How dangerous is it to name a show Utopia? However impressive it is, can it possibly live up to its title?
Well, no, obviously. Even an evening watching the most life-affirming, philosophically challenging, impeccably acted production would fall short of this mark of supreme perfection.
This co-production between Soho theatre and Live theatre, Newcastle makes its testing task that much more challenging with its levels of collaboration. They might well be in the spirit of a theatrical Utopia, but two directors pulling together the words of more than 14 contributors leads to a swell of ideas but not always the most cohesive of productions.

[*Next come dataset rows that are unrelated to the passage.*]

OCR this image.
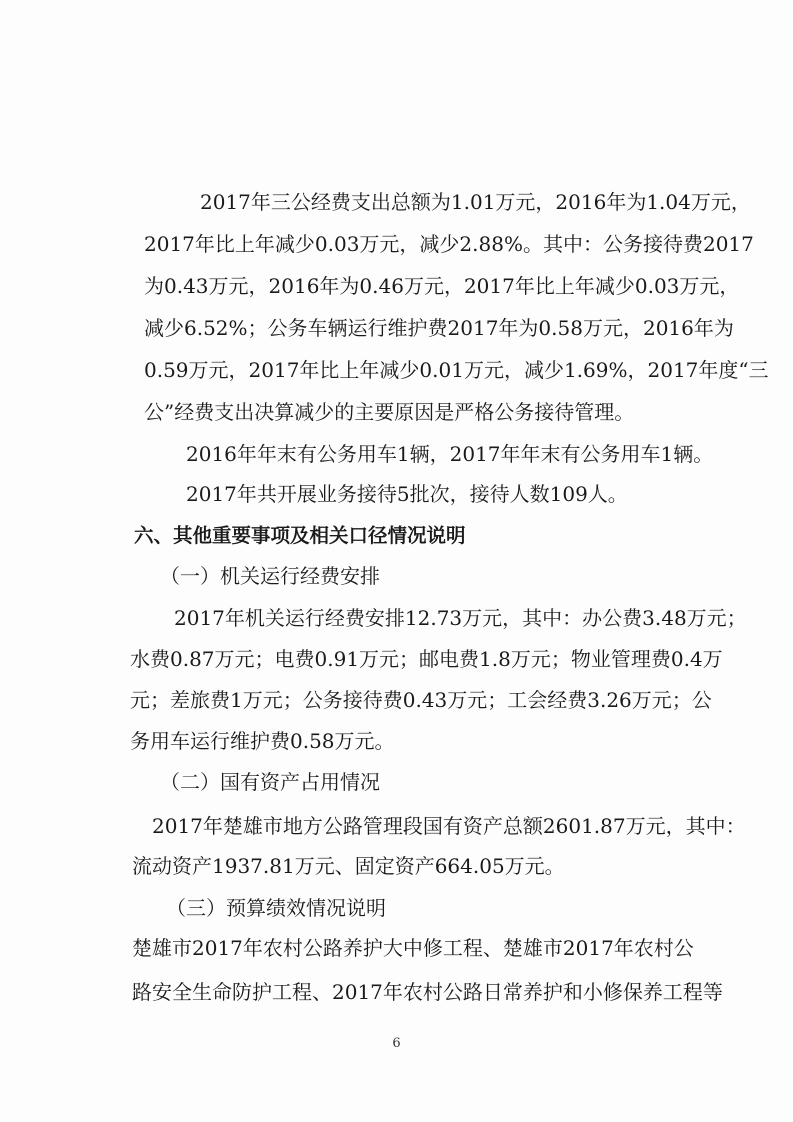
2017年三公经费支出总额为1.01万元，2016年为1.04万元，
2017年比上年减少0.03万元，减少2.88%。其中：公务接待费2017
为0.43万元，2016年为0.46万元，2017年比上年减少0.03万元，
减少6.52%；公务车辆运行维护费2017年为0.58万元，2016年为
0.59万元，2017年比上年减少0.01万元，减少1.69%，2017年度“三
公”经费支出决算减少的主要原因是严格公务接待管理。
2016年年末有公务用车1辆，2017年年末有公务用车1辆。
2017年共开展业务接待5批次，接待人数109人。
六、其他重要事项及相关口径情况说明
（一）机关运行经费安排
2017年机关运行经费安排12.73万元，其中：办公费3.48万元；
水费0.87万元；电费0.91万元；邮电费1.8万元；物业管理费0.4万
元；差旅费1万元；公务接待费0.43万元；工会经费3.26万元；公
务用车运行维护费0.58万元。
（二）国有资产占用情况
2017年楚雄市地方公路管理段国有资产总额2601.87万元，其中：
流动资产1937.81万元、固定资产664.05万元。
（三）预算绩效情况说明
楚雄市2017年农村公路养护大中修工程、楚雄市2017年农村公
路安全生命防护工程、2017年农村公路日常养护和小修保养工程等
6
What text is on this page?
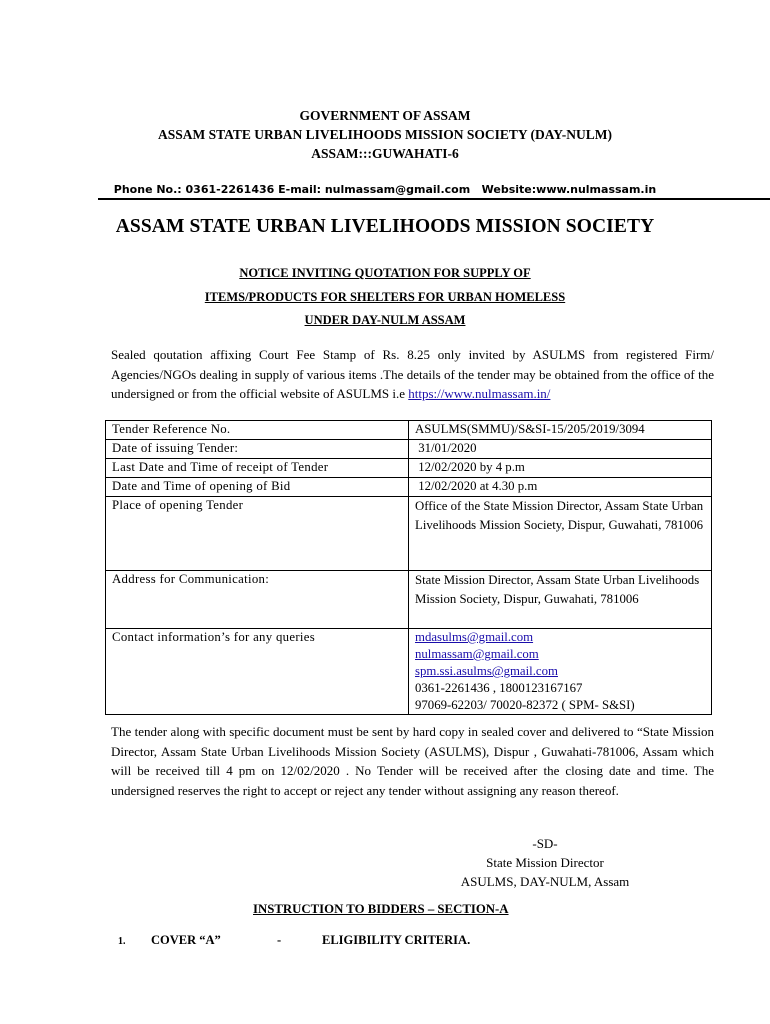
GOVERNMENT OF ASSAM
ASSAM STATE URBAN LIVELIHOODS MISSION SOCIETY (DAY-NULM)
ASSAM:::GUWAHATI-6
Phone No.: 0361-2261436 E-mail: nulmassam@gmail.com   Website:www.nulmassam.in
ASSAM STATE URBAN LIVELIHOODS MISSION SOCIETY
NOTICE INVITING QUOTATION FOR SUPPLY OF
ITEMS/PRODUCTS FOR SHELTERS FOR URBAN HOMELESS
UNDER DAY-NULM ASSAM
Sealed qoutation affixing Court Fee Stamp of Rs. 8.25 only invited by ASULMS from registered Firm/ Agencies/NGOs dealing in supply of various items .The details of the tender may be obtained from the office of the undersigned or from the official website of ASULMS i.e https://www.nulmassam.in/
Tender Reference No.	ASULMS(SMMU)/S&SI-15/205/2019/3094
Date of issuing Tender:	31/01/2020
Last Date and Time of receipt of Tender	12/02/2020 by 4 p.m
Date and Time of opening of Bid	12/02/2020 at 4.30 p.m
Place of opening Tender	Office of the State Mission Director, Assam State Urban Livelihoods Mission Society, Dispur, Guwahati, 781006
Address for Communication:	State Mission Director, Assam State Urban Livelihoods Mission Society, Dispur, Guwahati, 781006
Contact information’s for any queries	mdasulms@gmail.com
nulmassam@gmail.com
spm.ssi.asulms@gmail.com
0361-2261436 , 1800123167167
97069-62203/ 70020-82372 ( SPM- S&SI)
The tender along with specific document must be sent by hard copy in sealed cover and delivered to “State Mission Director, Assam State Urban Livelihoods Mission Society (ASULMS), Dispur , Guwahati-781006, Assam which will be received till 4 pm on 12/02/2020 . No Tender will be received after the closing date and time. The undersigned reserves the right to accept or reject any tender without assigning any reason thereof.
-SD-
State Mission Director
ASULMS, DAY-NULM, Assam
INSTRUCTION TO BIDDERS – SECTION-A
1. COVER “A”	-	ELIGIBILITY CRITERIA.
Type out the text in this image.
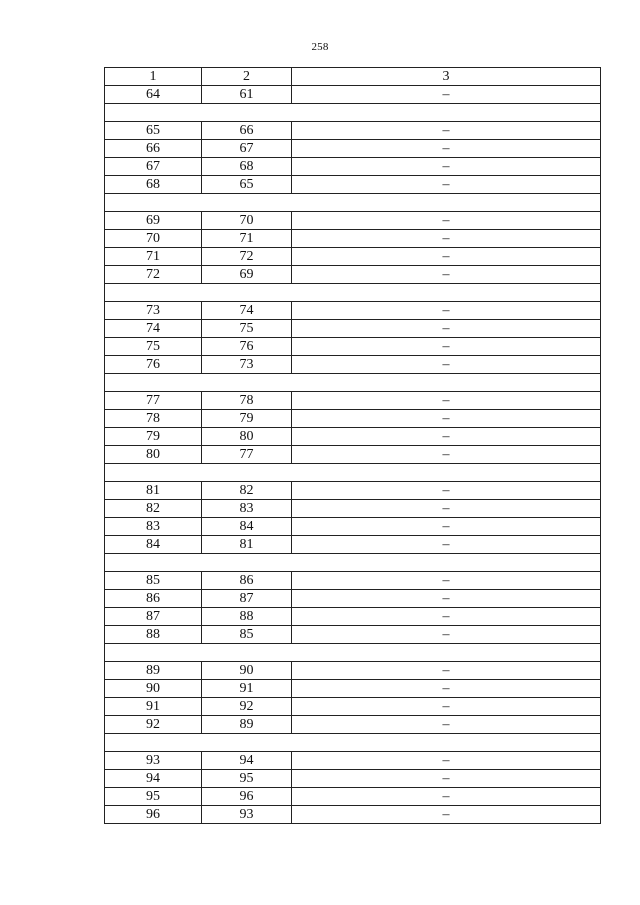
258
1	2	3
64	61	–

65	66	–
66	67	–
67	68	–
68	65	–

69	70	–
70	71	–
71	72	–
72	69	–

73	74	–
74	75	–
75	76	–
76	73	–

77	78	–
78	79	–
79	80	–
80	77	–

81	82	–
82	83	–
83	84	–
84	81	–

85	86	–
86	87	–
87	88	–
88	85	–

89	90	–
90	91	–
91	92	–
92	89	–

93	94	–
94	95	–
95	96	–
96	93	–
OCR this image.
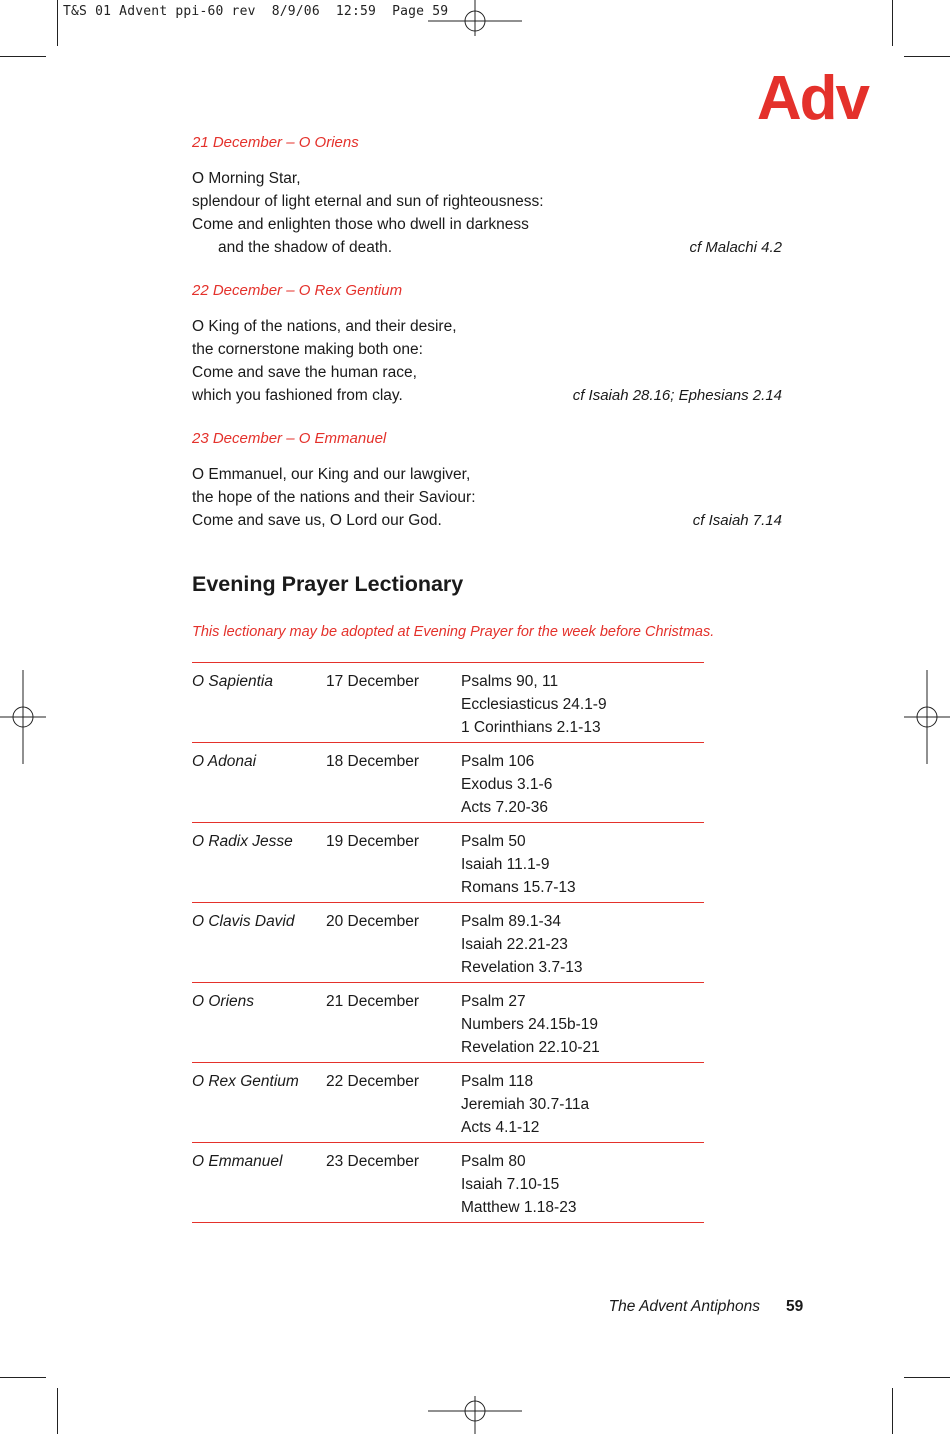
T&S 01 Advent ppi-60 rev  8/9/06  12:59  Page 59
Adv
21 December – O Oriens
O Morning Star,
splendour of light eternal and sun of righteousness:
Come and enlighten those who dwell in darkness
and the shadow of death.	cf Malachi 4.2
22 December – O Rex Gentium
O King of the nations, and their desire,
the cornerstone making both one:
Come and save the human race,
which you fashioned from clay.	cf Isaiah 28.16; Ephesians 2.14
23 December – O Emmanuel
O Emmanuel, our King and our lawgiver,
the hope of the nations and their Saviour:
Come and save us, O Lord our God.	cf Isaiah 7.14
Evening Prayer Lectionary
This lectionary may be adopted at Evening Prayer for the week before Christmas.
O Sapientia	17 December	Psalms 90, 11
Ecclesiasticus 24.1-9
1 Corinthians 2.1-13
O Adonai	18 December	Psalm 106
Exodus 3.1-6
Acts 7.20-36
O Radix Jesse 19 December	Psalm 50
Isaiah 11.1-9
Romans 15.7-13
O Clavis David 20 December	Psalm 89.1-34
Isaiah 22.21-23
Revelation 3.7-13
O Oriens	21 December	Psalm 27
Numbers 24.15b-19
Revelation 22.10-21
O Rex Gentium 22 December	Psalm 118
Jeremiah 30.7-11a
Acts 4.1-12
O Emmanuel	23 December	Psalm 80
Isaiah 7.10-15
Matthew 1.18-23
The Advent Antiphons 59
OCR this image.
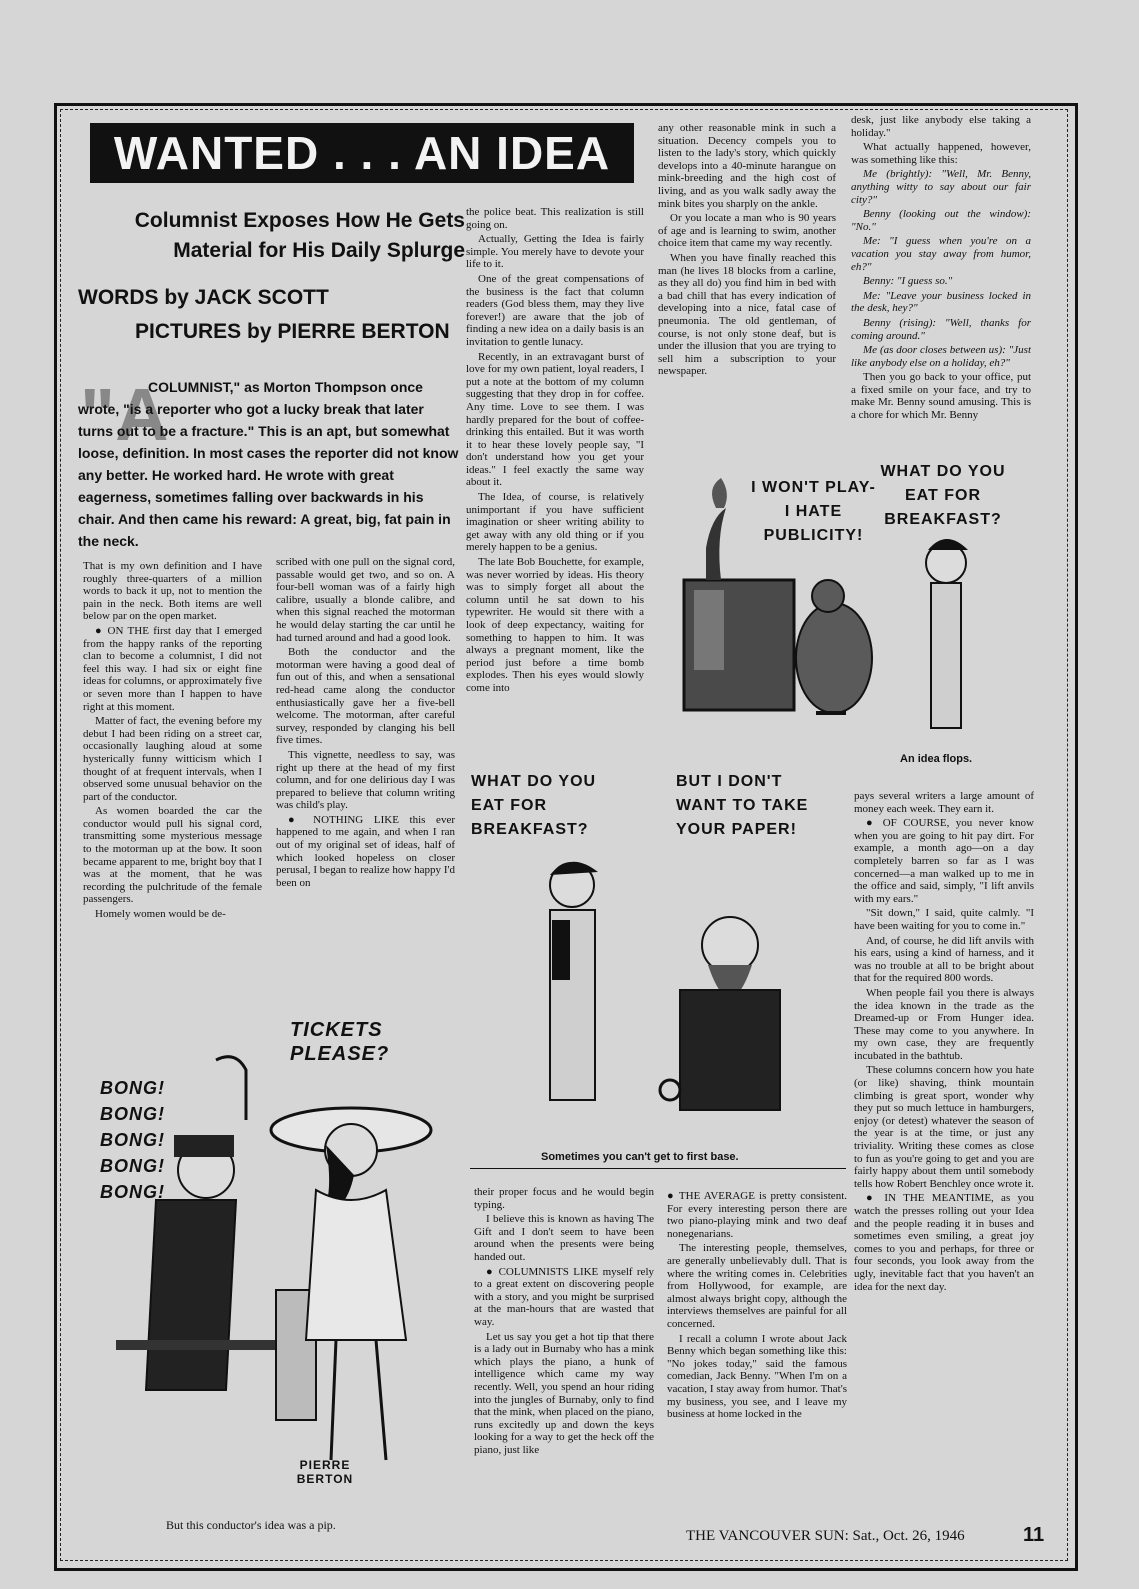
WANTED . . . AN IDEA
Columnist Exposes How He Gets Material for His Daily Splurge
WORDS by JACK SCOTT
PICTURES by PIERRE BERTON
"A
COLUMNIST," as Morton Thompson once wrote, "is a reporter who got a lucky break that later turns out to be a fracture." This is an apt, but somewhat loose, definition. In most cases the reporter did not know any better. He worked hard. He wrote with great eagerness, sometimes falling over backwards in his chair. And then came his reward: A great, big, fat pain in the neck.

That is my own definition and I have roughly three-quarters of a million words to back it up, not to mention the pain in the neck. Both items are well below par on the open market.

● ON THE first day that I emerged from the happy ranks of the reporting clan to become a columnist, I did not feel this way. I had six or eight fine ideas for columns, or approximately five or seven more than I happen to have right at this moment.

Matter of fact, the evening before my debut I had been riding on a street car, occasionally laughing aloud at some hysterically funny witticism which I thought of at frequent intervals, when I observed some unusual behavior on the part of the conductor.

As women boarded the car the conductor would pull his signal cord, transmitting some mysterious message to the motorman up at the bow. It soon became apparent to me, bright boy that I was at the moment, that he was recording the pulchritude of the female passengers.

Homely women would be de-

scribed with one pull on the signal cord, passable would get two, and so on. A four-bell woman was of a fairly high calibre, usually a blonde calibre, and when this signal reached the motorman he would delay starting the car until he had turned around and had a good look.

Both the conductor and the motorman were having a good deal of fun out of this, and when a sensational red-head came along the conductor enthusiastically gave her a five-bell welcome. The motorman, after careful survey, responded by clanging his bell five times.

This vignette, needless to say, was right up there at the head of my first column, and for one delirious day I was prepared to believe that column writing was child's play.

● NOTHING LIKE this ever happened to me again, and when I ran out of my original set of ideas, half of which looked hopeless on closer perusal, I began to realize how happy I'd been on

the police beat. This realization is still going on.

Actually, Getting the Idea is fairly simple. You merely have to devote your life to it.

One of the great compensations of the business is the fact that column readers (God bless them, may they live forever!) are aware that the job of finding a new idea on a daily basis is an invitation to gentle lunacy.

Recently, in an extravagant burst of love for my own patient, loyal readers, I put a note at the bottom of my column suggesting that they drop in for coffee. Any time. Love to see them. I was hardly prepared for the bout of coffee-drinking this entailed. But it was worth it to hear these lovely people say, "I don't understand how you get your ideas." I feel exactly the same way about it.

The Idea, of course, is relatively unimportant if you have sufficient imagination or sheer writing ability to get away with any old thing or if you merely happen to be a genius.

The late Bob Bouchette, for example, was never worried by ideas. His theory was to simply forget all about the column until he sat down to his typewriter. He would sit there with a look of deep expectancy, waiting for something to happen to him. It was always a pregnant moment, like the period just before a time bomb explodes. Then his eyes would slowly come into

any other reasonable mink in such a situation. Decency compels you to listen to the lady's story, which quickly develops into a 40-minute harangue on mink-breeding and the high cost of living, and as you walk sadly away the mink bites you sharply on the ankle.

Or you locate a man who is 90 years of age and is learning to swim, another choice item that came my way recently.

When you have finally reached this man (he lives 18 blocks from a carline, as they all do) you find him in bed with a bad chill that has every indication of developing into a nice, fatal case of pneumonia. The old gentleman, of course, is not only stone deaf, but is under the illusion that you are trying to sell him a subscription to your newspaper.

desk, just like anybody else taking a holiday."

What actually happened, however, was something like this:

Me (brightly): "Well, Mr. Benny, anything witty to say about our fair city?"

Benny (looking out the window): "No."

Me: "I guess when you're on a vacation you stay away from humor, eh?"

Benny: "I guess so."

Me: "Leave your business locked in the desk, hey?"

Benny (rising): "Well, thanks for coming around."

Me (as door closes between us): "Just like anybody else on a holiday, eh?"

Then you go back to your office, put a fixed smile on your face, and try to make Mr. Benny sound amusing. This is a chore for which Mr. Benny

pays several writers a large amount of money each week. They earn it.

● OF COURSE, you never know when you are going to hit pay dirt. For example, a month ago—on a day completely barren so far as I was concerned—a man walked up to me in the office and said, simply, "I lift anvils with my ears."

"Sit down," I said, quite calmly. "I have been waiting for you to come in."

And, of course, he did lift anvils with his ears, using a kind of harness, and it was no trouble at all to be bright about that for the required 800 words.

When people fail you there is always the idea known in the trade as the Dreamed-up or From Hunger idea. These may come to you anywhere. In my own case, they are frequently incubated in the bathtub.

These columns concern how you hate (or like) shaving, think mountain climbing is great sport, wonder why they put so much lettuce in hamburgers, enjoy (or detest) whatever the season of the year is at the time, or just any triviality. Writing these comes as close to fun as you're going to get and you are fairly happy about them until somebody tells how Robert Benchley once wrote it.

● IN THE MEANTIME, as you watch the presses rolling out your Idea and the people reading it in buses and sometimes even smiling, a great joy comes to you and perhaps, for three or four seconds, you look away from the ugly, inevitable fact that you haven't an idea for the next day.

their proper focus and he would begin typing.

I believe this is known as having The Gift and I don't seem to have been around when the presents were being handed out.

● COLUMNISTS LIKE myself rely to a great extent on discovering people with a story, and you might be surprised at the man-hours that are wasted that way.

Let us say you get a hot tip that there is a lady out in Burnaby who has a mink which plays the piano, a hunk of intelligence which came my way recently. Well, you spend an hour riding into the jungles of Burnaby, only to find that the mink, when placed on the piano, runs excitedly up and down the keys looking for a way to get the heck off the piano, just like

● THE AVERAGE is pretty consistent. For every interesting person there are two piano-playing mink and two deaf nonegenarians.

The interesting people, themselves, are generally unbelievably dull. That is where the writing comes in. Celebrities from Hollywood, for example, are almost always bright copy, although the interviews themselves are painful for all concerned.

I recall a column I wrote about Jack Benny which began something like this: "No jokes today," said the famous comedian, Jack Benny. "When I'm on a vacation, I stay away from humor. That's my business, you see, and I leave my business at home locked in the

I WON'T PLAY- I HATE PUBLICITY!
WHAT DO YOU EAT FOR BREAKFAST?
An idea flops.
WHAT DO YOU EAT FOR BREAKFAST?
BUT I DON'T WANT TO TAKE YOUR PAPER!
Sometimes you can't get to first base.
BONG!
BONG!
BONG!
BONG!
BONG!
TICKETS PLEASE?
PIERRE BERTON
But this conductor's idea was a pip.
THE VANCOUVER SUN: Sat., Oct. 26, 1946	11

Set in an undefined nowhere room, its walls plastered with peeling blue prints, six performers, including comedian Rufus Hound and screen star Sophia Myles, play ‘wise fools’ sorting through different reflections on Utopia.
From the tottering ramshackle song and dance routine opening that feels a little like student drama, Utopia grows into its exploration of ideas, cutting swiftly between interlaced scenes like a music video eager to keep the audience on their toes, but treading a thin line between interest and distraction.
From a struggling club-circuit comedian to an awkward dinner party, misery is rarely far from perceptions of perfection.
By the second act, either the show or the audience has settled into its rhythm and the images become more powerful and thought provoking. Hitler’s rallying cry inspires before kicking you in the guts. Alastair McDowall’s tale of child soldiers reverses the trick, moving from nauseating violence to guffawing satire. Simon Stephens leaves behind all the critic-baiting confusion of recent controversial show Three Kingdoms to produce the most perfect vision of middle-class Utopia, at times beautifully poetic at others supremely practical.
Depressingly what is most clear from a show purporting to explore the brighter side of humankind and potential for global happiness, sadness lurks in the shadow of every scenario, often dancing openly in the sun with no sense of shame.
Though nothing is clearer than the fact England have more chance of winning the next 17 European Championships than we do of reaching a Utopian state, a simple act of compassion and connection leaves the audience with hope, and peaches, on their mind.